A key opening event of The Gothic Manchester Festival 2018 – which was similarly running with theme of ‘Gothic Hybridities’ - was ‘Scoring Fear: An Evening of Classical Music and Gothic Horror Film Scores’ from the BBC Philharmonic at Stoller Hall, with a number of IGA Delegates in attendance. The concert was also recorded for BBC Radio 3, and attendees enjoyed a range of drinks and canapes, before the event was presented by Dr Matthew Sweet, with Dr Matthew Foley of Manchester Metropolitan University ‘in conversation’ with him during the performance.

Other events popular with IGA delegates during the course of the conference included a Live Action Role Play event and ‘Migrations: A Special Exhibition from Miskatonic University’ based in Manchester Metropolitan University’s Special Collections.

One of the most visually striking events was the revelation of an impressive Frankenstein cake from Conjurer’s Kitchen, part of the ‘In Search of Mary Shelley: The Girl Who Wrote Frankenstein’ event. This is the title of a book by Fiona Sampson, who read from her work at the event and also celebrated Mary Shelley’s ‘Frankenstein’ turning 200 years old.

The Conference was celebrated and closed with an IGA Annual General Meeting in the afternoon of Friday 3rd August, followed by an exclusive conference dinner at the Hilton Hotel on Deansgate, where diners were accompanied by the music of the Manchester String Quartet.
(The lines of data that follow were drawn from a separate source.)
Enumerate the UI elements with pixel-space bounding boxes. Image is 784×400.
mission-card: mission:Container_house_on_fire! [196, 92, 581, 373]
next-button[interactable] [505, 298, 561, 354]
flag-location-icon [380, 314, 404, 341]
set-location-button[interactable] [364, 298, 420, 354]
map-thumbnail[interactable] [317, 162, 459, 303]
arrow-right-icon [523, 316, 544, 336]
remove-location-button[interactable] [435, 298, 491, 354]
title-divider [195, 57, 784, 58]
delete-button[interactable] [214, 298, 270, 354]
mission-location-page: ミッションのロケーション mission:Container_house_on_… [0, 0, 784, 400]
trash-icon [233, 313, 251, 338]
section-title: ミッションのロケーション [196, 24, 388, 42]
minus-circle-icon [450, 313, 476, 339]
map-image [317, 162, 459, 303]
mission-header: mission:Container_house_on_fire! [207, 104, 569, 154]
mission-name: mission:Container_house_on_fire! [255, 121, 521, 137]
Delegates were also encouraged to get involved with the range of ongoing festival activities including ‘GOTHIKA: A Gothic Vogue and Drag Extravaganza Club Night’ at The Great Northern Warehouse on the evening of Friday 3rd. Some attendees also stayed on for the weekend events which included a Frankenweenie Black and White Party, a ‘Twisted Tales of Hybridity’ author event and a Gothic Manchester Walking Tour with Anne Beswick on Saturday.

The next IGA Conference is due to be held the U.S. near Chicago, though considering the scale of events and arrangements made for the 2018 edition in Manchester, it is evident that this is a city that makes an impression.